Was it just me, or were lights flickering and dying all over the world back in December of 2000?
I had moved to Baltimore/D.C. earlier that year to get in on the political action. After months of campaigning and organizing in Virginia and Maryland, a couple of my hippie friends from Clean Water Action found me and scraped me off the the floor of the Democratic Convention Center in Delaware the morning after the big election; drunk as hell, bewildered, and disillusioned.
Shortly afterwards I moved back to Texas. I had left Austin in the middle of a tech boom that had me living pretty damn well constructing modems and motherboards, and when I returned all my school, qualifications, and training got me was a job delivering pizzas...
One day, while stopping to refuel during a delivery, I couldn't help but notice a strange yellow station wagon at the pump across from me.

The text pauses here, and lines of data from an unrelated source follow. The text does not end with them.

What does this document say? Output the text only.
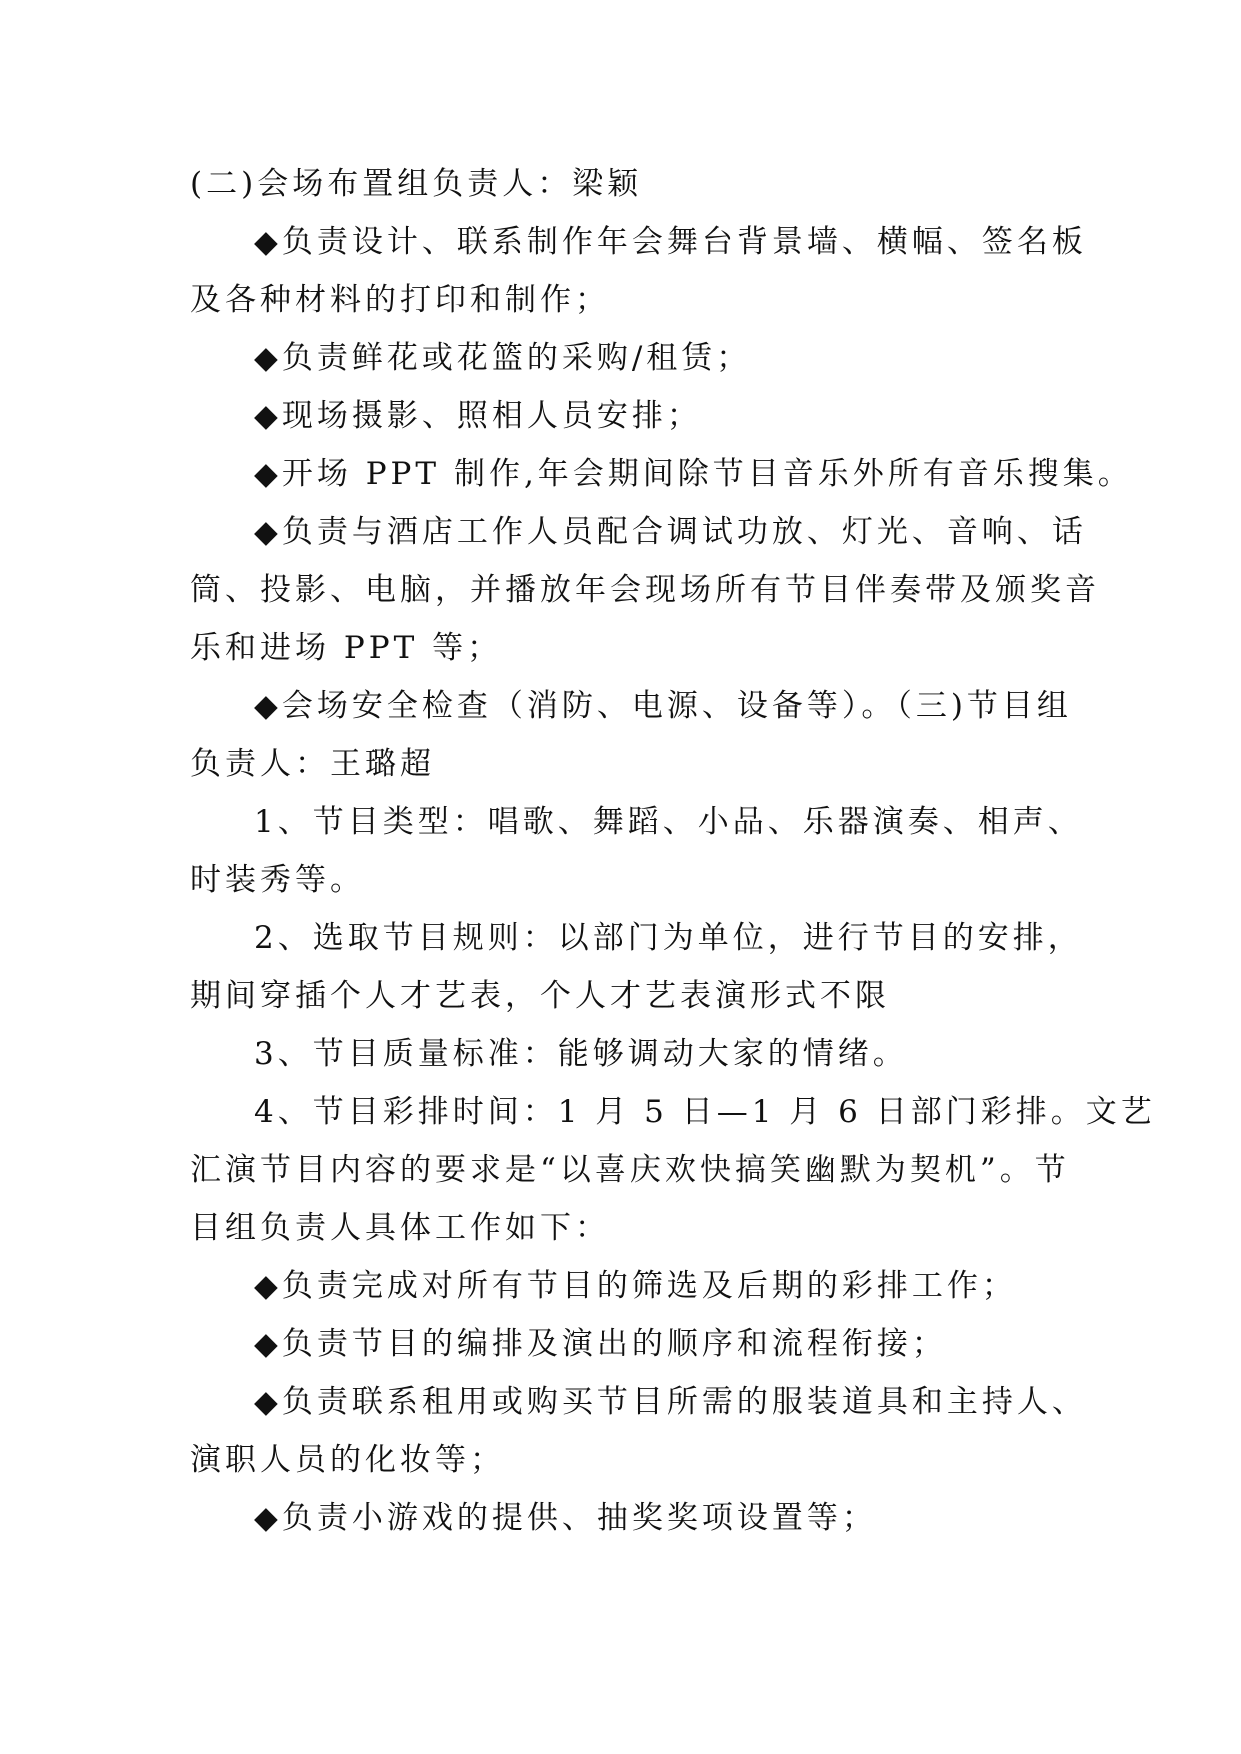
(二)会场布置组负责人：梁颖
◆负责设计、联系制作年会舞台背景墙、横幅、签名板
及各种材料的打印和制作；
◆负责鲜花或花篮的采购/租赁；
◆现场摄影、照相人员安排；
◆开场 PPT 制作,年会期间除节目音乐外所有音乐搜集。
◆负责与酒店工作人员配合调试功放、灯光、音响、话
筒、投影、电脑，并播放年会现场所有节目伴奏带及颁奖音
乐和进场 PPT 等；
◆会场安全检查（消防、电源、设备等）。（三)节目组
负责人：王璐超
1、节目类型：唱歌、舞蹈、小品、乐器演奏、相声、
时装秀等。
2、选取节目规则：以部门为单位，进行节目的安排，
期间穿插个人才艺表，个人才艺表演形式不限
3、节目质量标准：能够调动大家的情绪。
4、节目彩排时间：1 月 5 日—1 月 6 日部门彩排。文艺
汇演节目内容的要求是“以喜庆欢快搞笑幽默为契机”。节
目组负责人具体工作如下：
◆负责完成对所有节目的筛选及后期的彩排工作；
◆负责节目的编排及演出的顺序和流程衔接；
◆负责联系租用或购买节目所需的服装道具和主持人、
演职人员的化妆等；
◆负责小游戏的提供、抽奖奖项设置等；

The side windows were solidly papered over with what appeared to be densely typeset newsprint.
As I glanced, and odd, bald, gangly character ambled from the convenience store, muttering under his breath and looking like an unnerving, hatless, tweedy Willy Wonka. When he noticed me regarding his vehicle he gave a pleasant wave...
"Allo!" he cried. "Do you consider yourself political?"
I gave a sheepish affirmative.
"And," he asked, "do you consider yourself a supporter of independent, self-published writers?"
I gave a sheepish affirmative.
"One moment, then..." he replied, leaning in and digging through the back seat of the station wagon. Then with a dramatic flourish that seemed strangely reptilian, he swished a black folder into my hand.
"I would really appreciate it if you would assist with my distribution. I don't ask for any money, but if you could just give these out to some of your close friends, who knows?"
He then gave a sly wink...
"We may just change the world!"
With the folder in my passenger's seat, I gave it little thought for the rest of the evening.
When I finally did have a chance to peruse the folder, I recoiled in horror. It was several dozen pages of densely packed, heavily Xeroxed text. Articles were laid haphazardly across each other, each rendering the other illegible. Crudely pornographic caricatures of current celebrities framed curse-filled rants. Most of the content seemed to be revolved around either his personal (or maybe just acquired) research on Gulf War Syndrome, but he seemed to also be vehemently against vending machines in schools, fluoride, and the Canadian government. It was hard to discern the exact focus, however, especially considering every other line demanded the reader "get back in the pen with the other sheep if you don't understand what's going on around you..."
Wow, I thought to myself... I just found myself in direct contact with a dangerously crazy person.
And then sometimes, the older and more hopeless I feel these days, I can't help wondering whether or not I just got a glimpse into my future... How few days are left before I completely lose the last of my hair and my sanity and travel the country in a beat-up yellow station wagon, spreading entropy.